VMware ESXi 6.5 4k Drive Support
As we all know, the extremely large capacity drives that are being sold now are either 512e or 4kn drives. If you want anything over around 6TB it seems that is the breaking point to go over to 512e or 4kn. Up until vSphere 6.5, these drives were unsupported and you would have issues formatting your datastores with VMFS
They use what is called Advanced Format (AF) drives. They use a large physical sector size of 4096 bytes. Most importantly perhaps is the main reason behind this is the reliability improvements from moving to the larger physical sectors along with the size enhancements. The ROI on these size and format drives are also beneficial as the price for the storage sizes are lower than traditional non advanced formatted drives. the caveat here at least with the GA release of 6.5 is that it only supports 512e mode which means the 4k sectors emulate the 512 bytes for the drive. However, before this was not supported and now is. We can only expect the support to come along for the true 4k native formatting which no doubt will be in a future major update release if not a patch perhaps.

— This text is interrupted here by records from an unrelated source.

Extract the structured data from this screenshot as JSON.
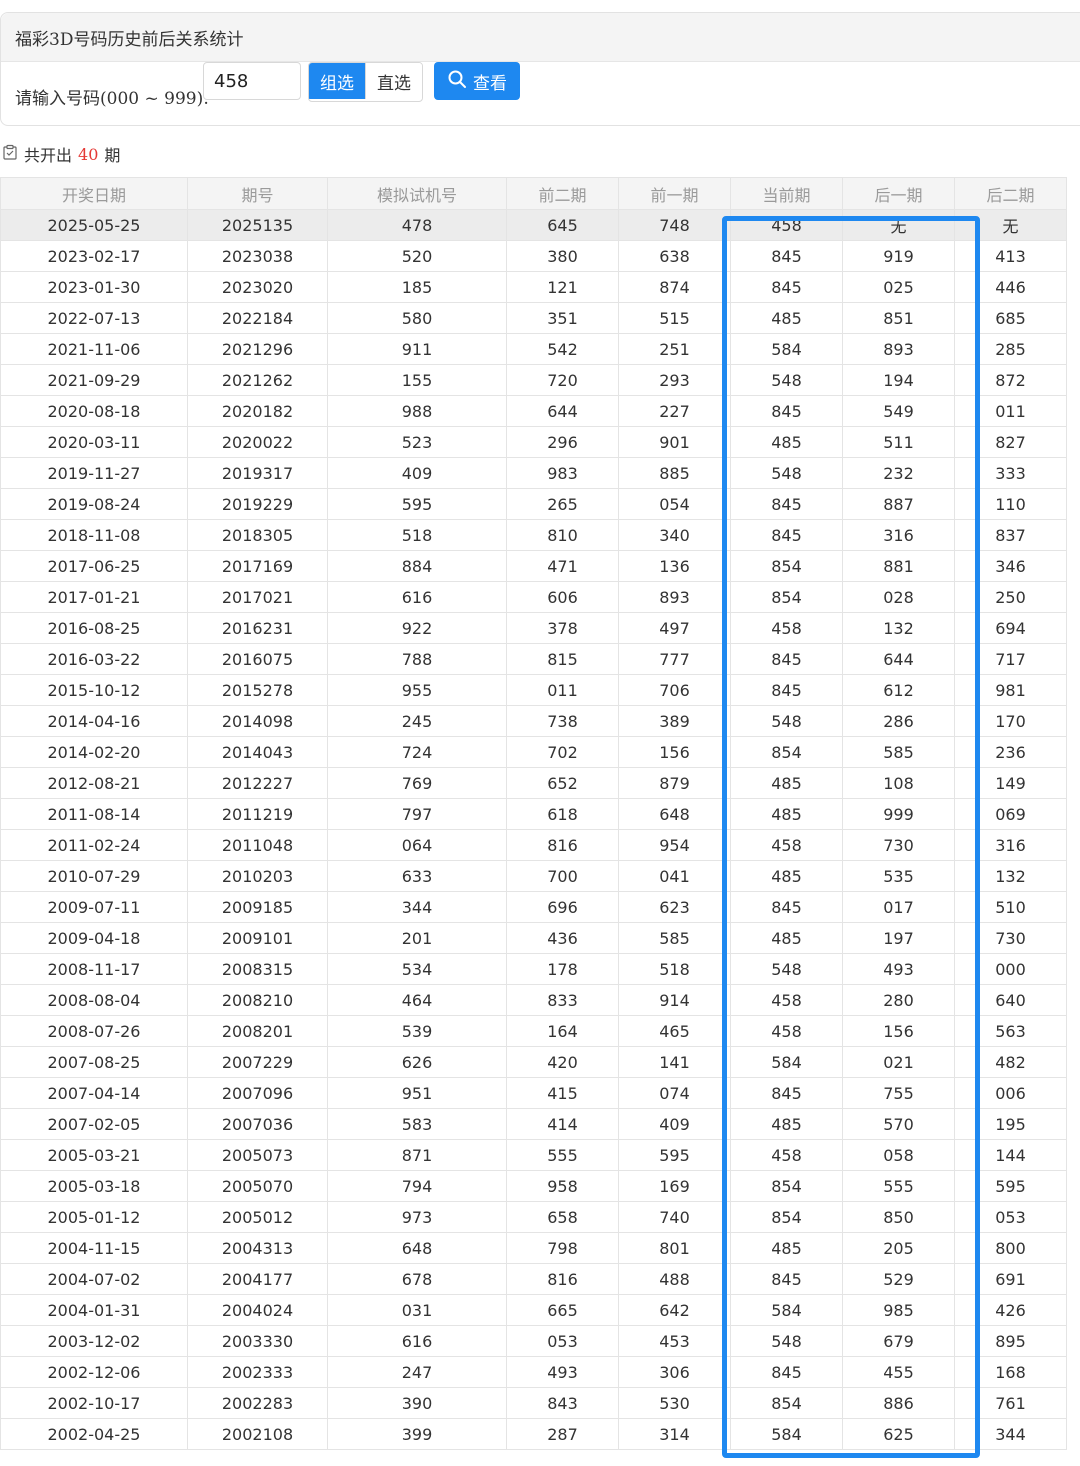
{
  "panel": {
    "title": "福彩3D号码历史前后关系统计",
    "input_label": "请输入号码(000 ~ 999):",
    "input_value": "458",
    "mode_group": "组选",
    "mode_direct": "直选",
    "search_label": "查看"
  },
  "summary": {
    "prefix": "共开出",
    "count": "40",
    "suffix": "期"
  },
  "table": {
    "headers": [
      "开奖日期",
      "期号",
      "模拟试机号",
      "前二期",
      "前一期",
      "当前期",
      "后一期",
      "后二期"
    ],
    "rows": [
      [
        "2025-05-25",
        "2025135",
        "478",
        "645",
        "748",
        "458",
        "无",
        "无"
      ],
      [
        "2023-02-17",
        "2023038",
        "520",
        "380",
        "638",
        "845",
        "919",
        "413"
      ],
      [
        "2023-01-30",
        "2023020",
        "185",
        "121",
        "874",
        "845",
        "025",
        "446"
      ],
      [
        "2022-07-13",
        "2022184",
        "580",
        "351",
        "515",
        "485",
        "851",
        "685"
      ],
      [
        "2021-11-06",
        "2021296",
        "911",
        "542",
        "251",
        "584",
        "893",
        "285"
      ],
      [
        "2021-09-29",
        "2021262",
        "155",
        "720",
        "293",
        "548",
        "194",
        "872"
      ],
      [
        "2020-08-18",
        "2020182",
        "988",
        "644",
        "227",
        "845",
        "549",
        "011"
      ],
      [
        "2020-03-11",
        "2020022",
        "523",
        "296",
        "901",
        "485",
        "511",
        "827"
      ],
      [
        "2019-11-27",
        "2019317",
        "409",
        "983",
        "885",
        "548",
        "232",
        "333"
      ],
      [
        "2019-08-24",
        "2019229",
        "595",
        "265",
        "054",
        "845",
        "887",
        "110"
      ],
      [
        "2018-11-08",
        "2018305",
        "518",
        "810",
        "340",
        "845",
        "316",
        "837"
      ],
      [
        "2017-06-25",
        "2017169",
        "884",
        "471",
        "136",
        "854",
        "881",
        "346"
      ],
      [
        "2017-01-21",
        "2017021",
        "616",
        "606",
        "893",
        "854",
        "028",
        "250"
      ],
      [
        "2016-08-25",
        "2016231",
        "922",
        "378",
        "497",
        "458",
        "132",
        "694"
      ],
      [
        "2016-03-22",
        "2016075",
        "788",
        "815",
        "777",
        "845",
        "644",
        "717"
      ],
      [
        "2015-10-12",
        "2015278",
        "955",
        "011",
        "706",
        "845",
        "612",
        "981"
      ],
      [
        "2014-04-16",
        "2014098",
        "245",
        "738",
        "389",
        "548",
        "286",
        "170"
      ],
      [
        "2014-02-20",
        "2014043",
        "724",
        "702",
        "156",
        "854",
        "585",
        "236"
      ],
      [
        "2012-08-21",
        "2012227",
        "769",
        "652",
        "879",
        "485",
        "108",
        "149"
      ],
      [
        "2011-08-14",
        "2011219",
        "797",
        "618",
        "648",
        "485",
        "999",
        "069"
      ],
      [
        "2011-02-24",
        "2011048",
        "064",
        "816",
        "954",
        "458",
        "730",
        "316"
      ],
      [
        "2010-07-29",
        "2010203",
        "633",
        "700",
        "041",
        "485",
        "535",
        "132"
      ],
      [
        "2009-07-11",
        "2009185",
        "344",
        "696",
        "623",
        "845",
        "017",
        "510"
      ],
      [
        "2009-04-18",
        "2009101",
        "201",
        "436",
        "585",
        "485",
        "197",
        "730"
      ],
      [
        "2008-11-17",
        "2008315",
        "534",
        "178",
        "518",
        "548",
        "493",
        "000"
      ],
      [
        "2008-08-04",
        "2008210",
        "464",
        "833",
        "914",
        "458",
        "280",
        "640"
      ],
      [
        "2008-07-26",
        "2008201",
        "539",
        "164",
        "465",
        "458",
        "156",
        "563"
      ],
      [
        "2007-08-25",
        "2007229",
        "626",
        "420",
        "141",
        "584",
        "021",
        "482"
      ],
      [
        "2007-04-14",
        "2007096",
        "951",
        "415",
        "074",
        "845",
        "755",
        "006"
      ],
      [
        "2007-02-05",
        "2007036",
        "583",
        "414",
        "409",
        "485",
        "570",
        "195"
      ],
      [
        "2005-03-21",
        "2005073",
        "871",
        "555",
        "595",
        "458",
        "058",
        "144"
      ],
      [
        "2005-03-18",
        "2005070",
        "794",
        "958",
        "169",
        "854",
        "555",
        "595"
      ],
      [
        "2005-01-12",
        "2005012",
        "973",
        "658",
        "740",
        "854",
        "850",
        "053"
      ],
      [
        "2004-11-15",
        "2004313",
        "648",
        "798",
        "801",
        "485",
        "205",
        "800"
      ],
      [
        "2004-07-02",
        "2004177",
        "678",
        "816",
        "488",
        "845",
        "529",
        "691"
      ],
      [
        "2004-01-31",
        "2004024",
        "031",
        "665",
        "642",
        "584",
        "985",
        "426"
      ],
      [
        "2003-12-02",
        "2003330",
        "616",
        "053",
        "453",
        "548",
        "679",
        "895"
      ],
      [
        "2002-12-06",
        "2002333",
        "247",
        "493",
        "306",
        "845",
        "455",
        "168"
      ],
      [
        "2002-10-17",
        "2002283",
        "390",
        "843",
        "530",
        "854",
        "886",
        "761"
      ],
      [
        "2002-04-25",
        "2002108",
        "399",
        "287",
        "314",
        "584",
        "625",
        "344"
      ]
    ]
  },
  "colors": {
    "accent": "#1e88f0",
    "count": "#e53935",
    "header_bg": "#f4f4f4"
  }
}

This table compares native 512-byte sectors to the new advanced formats:
Format
|
Logical Sector Size
|
Physical Sector Size
|
512n
|
512
|
512
|
512e
|
512
|
4,096
|
4Kn
|
4,096
|
4,096
|
A requirement also for this support is the datastore is formatted with VMFS version 6. This is the new VMFS version that has been released with vSphere 6.5. Unfortunately, there is no upgrade of a VMFS 5 datastore to VMFS 6. You have to reformat the drive or create a new datastore and move VMs over to the newly VMFS 6 formatted datastore.